In [2]:
# Import pandas
import pandas as pd

# Import SVM Classifier
from sklearn.svm import SVC

# Import train test split
from sklearn.model_selection import train_test_split

# Import score metrics
from sklearn.metrics import accuracy_score, recall_score, precision_score

# Import datasets
from sklearn.datasets import load_breast_cancer

In [3]:
# Load cancer data
cancer_data = load_breast_cancer()

# Extract X and y as pandas dataframe
X = pd.DataFrame(cancer_data['data'], columns=cancer_data['feature_names'])
y = pd.Series(cancer_data['target'])

# Print the shape
print(X.shape, y.shape)

(569, 30) (569,)


In [5]:
# Split the data into training and test
X_train, X_test, y_train, y_test = train_test_split(X, y, test_size= 0.2)

# Print the size
print("Shape of training data: {} \nShape of the test data: {}".format(X_train.shape, X_test.shape))

Shape of training data: (455, 30) 
Shape of the test data: (114, 30)


In [13]:
# Build the model
for k in ['linear', 'poly', 'rbf', 'sigmoid']:
    svm_classifier = SVC(kernel=k)

    # fit the training data
    svm_classifier.fit(X_train, y_train)

    # Predict on test data
    y_pred = svm_classifier.predict(X_test)

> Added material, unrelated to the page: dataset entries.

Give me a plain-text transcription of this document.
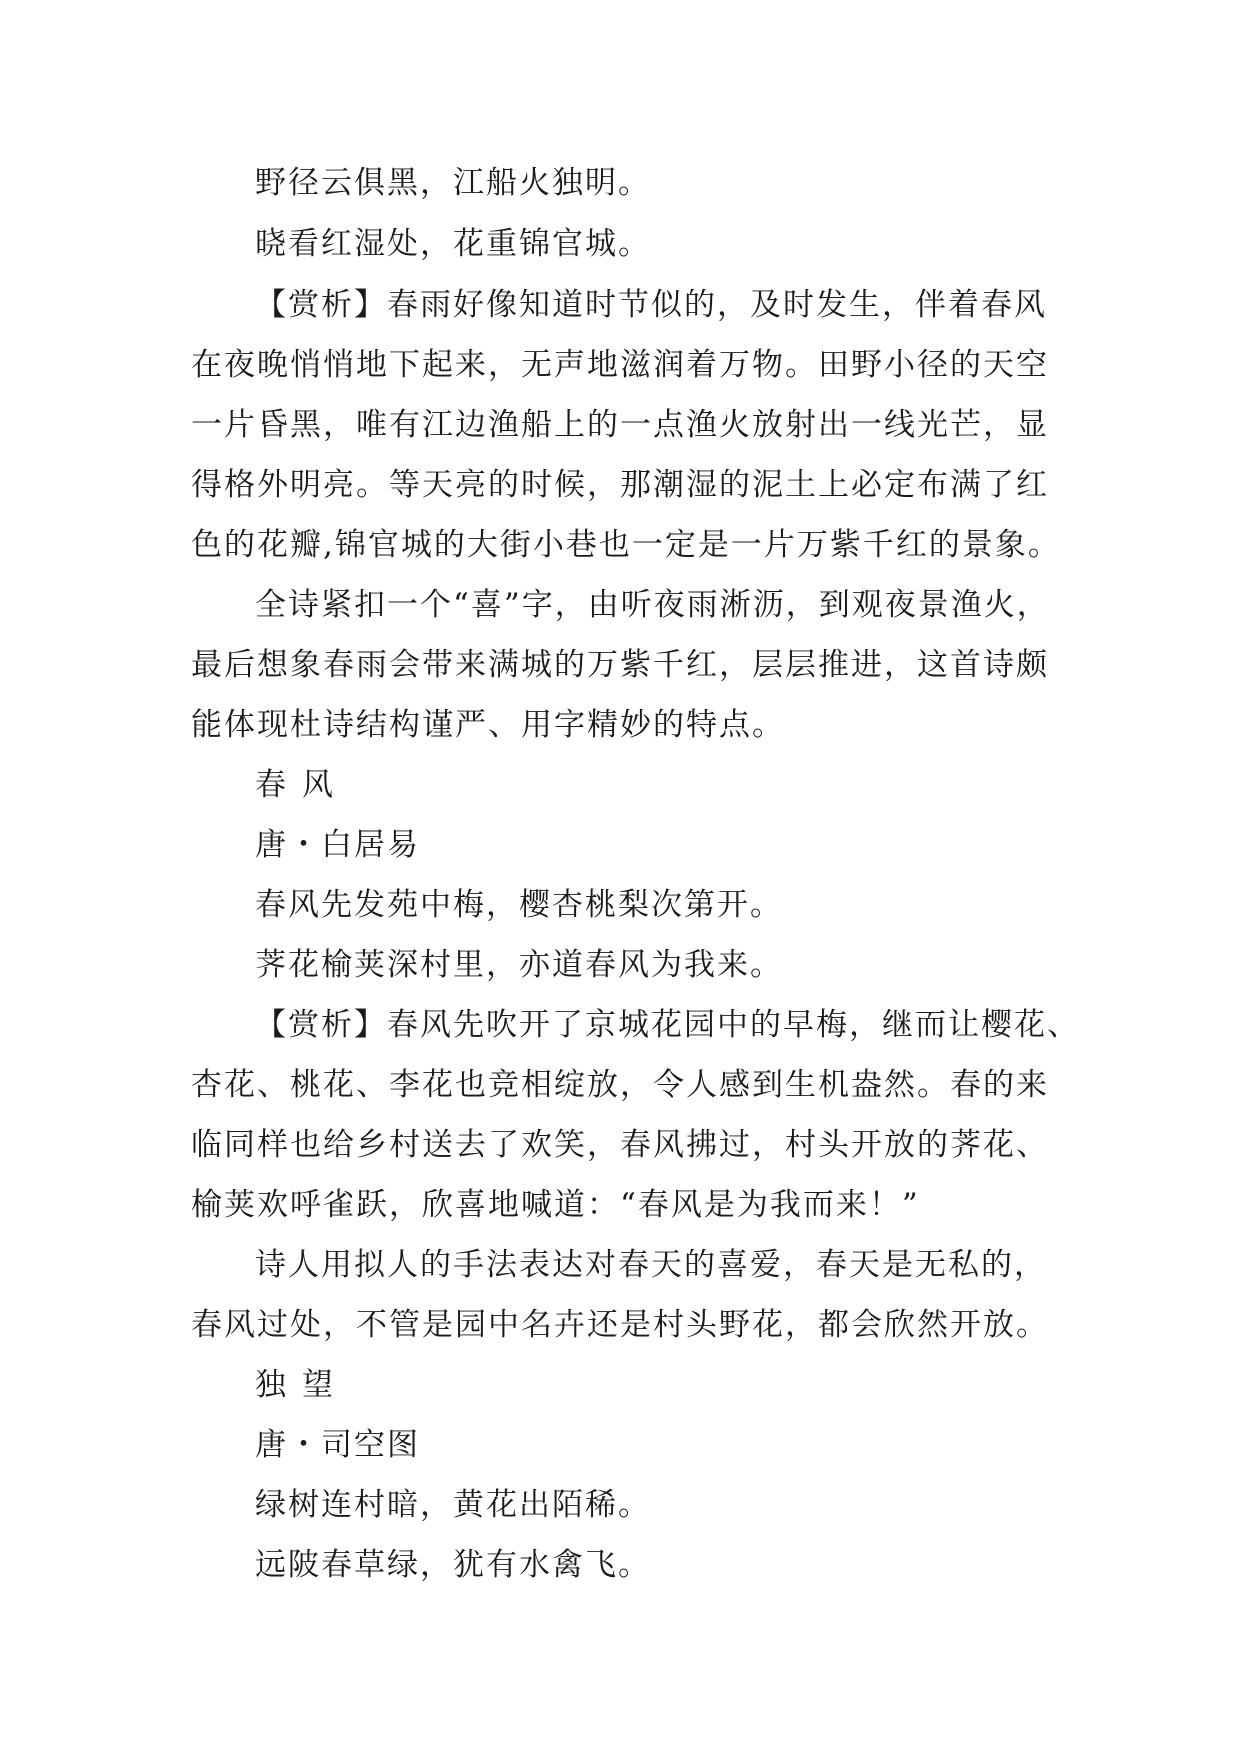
野径云俱黑，江船火独明。
晓看红湿处，花重锦官城。
【赏析】春雨好像知道时节似的，及时发生，伴着春风
在夜晚悄悄地下起来，无声地滋润着万物。田野小径的天空
一片昏黑，唯有江边渔船上的一点渔火放射出一线光芒，显
得格外明亮。等天亮的时候，那潮湿的泥土上必定布满了红
色的花瓣,锦官城的大街小巷也一定是一片万紫千红的景象。
全诗紧扣一个“喜”字，由听夜雨淅沥，到观夜景渔火，
最后想象春雨会带来满城的万紫千红，层层推进，这首诗颇
能体现杜诗结构谨严、用字精妙的特点。
春 风
唐・白居易
春风先发苑中梅，樱杏桃梨次第开。
荠花榆荚深村里，亦道春风为我来。
【赏析】春风先吹开了京城花园中的早梅，继而让樱花、
杏花、桃花、李花也竞相绽放，令人感到生机盎然。春的来
临同样也给乡村送去了欢笑，春风拂过，村头开放的荠花、
榆荚欢呼雀跃，欣喜地喊道：“春风是为我而来！”
诗人用拟人的手法表达对春天的喜爱，春天是无私的，
春风过处，不管是园中名卉还是村头野花，都会欣然开放。
独 望
唐・司空图
绿树连村暗，黄花出陌稀。
远陂春草绿，犹有水禽飞。
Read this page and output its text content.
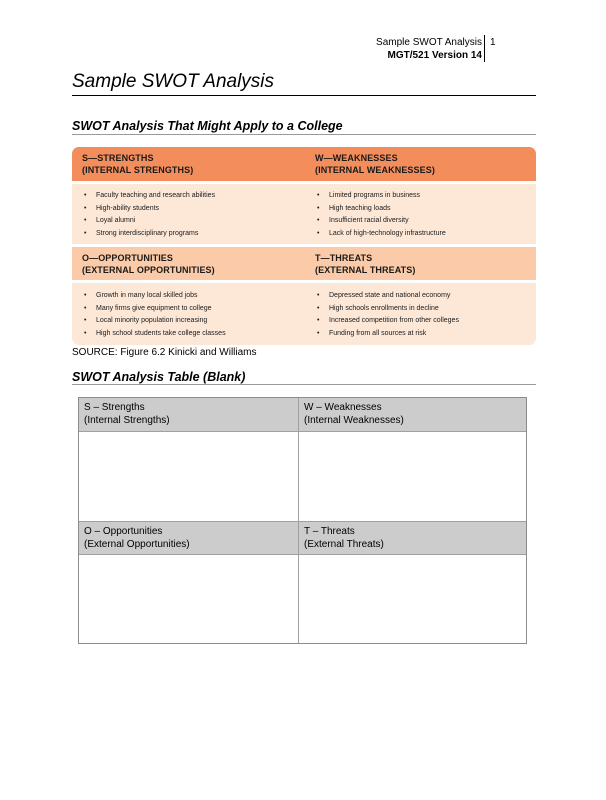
Sample SWOT Analysis
MGT/521 Version 14
1
Sample SWOT Analysis
SWOT Analysis That Might Apply to a College
S—STRENGTHS
(INTERNAL STRENGTHS)
• Faculty teaching and research abilities
• High-ability students
• Loyal alumni
• Strong interdisciplinary programs
W—WEAKNESSES
(INTERNAL WEAKNESSES)
• Limited programs in business
• High teaching loads
• Insufficient racial diversity
• Lack of high-technology infrastructure
O—OPPORTUNITIES
(EXTERNAL OPPORTUNITIES)
• Growth in many local skilled jobs
• Many firms give equipment to college
• Local minority population increasing
• High school students take college classes
T—THREATS
(EXTERNAL THREATS)
• Depressed state and national economy
• High schools enrollments in decline
• Increased competition from other colleges
• Funding from all sources at risk
SOURCE: Figure 6.2 Kinicki and Williams
SWOT Analysis Table (Blank)
S – Strengths
(Internal Strengths)
W – Weaknesses
(Internal Weaknesses)
O – Opportunities
(External Opportunities)
T – Threats
(External Threats)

    # Compute accuracy score
    print("Accuracy for {} SVM: {}".format(k, accuracy_score(y_test, y_pred)))
    print("Precision for {} SVM: {}".format(k, precision_score(y_test, y_pred)))
    print("Recall for {} SVM: {}".format(k, recall_score(y_test, y_pred)))
    print("\n")



Accuracy for linear SVM: 0.9649122807017544
Precision for linear SVM: 0.9506172839506173
Recall for linear SVM: 1.0


Accuracy for poly SVM: 0.9122807017543859
Precision for poly SVM: 0.8941176470588236
Recall for poly SVM: 0.987012987012987


Accuracy for rbf SVM: 0.9122807017543859
Precision for rbf SVM: 0.8941176470588236
Recall for rbf SVM: 0.987012987012987


Accuracy for sigmoid SVM: 0.4824561403508772
Precision for sigmoid SVM: 0.6097560975609756
Recall for sigmoid SVM: 0.6493506493506493




**Interpretation**: In the above, linear kernel seems to perform very well with acuracy of 96% and precision of 95% with recall 100%. This is infact a very good performance of the model.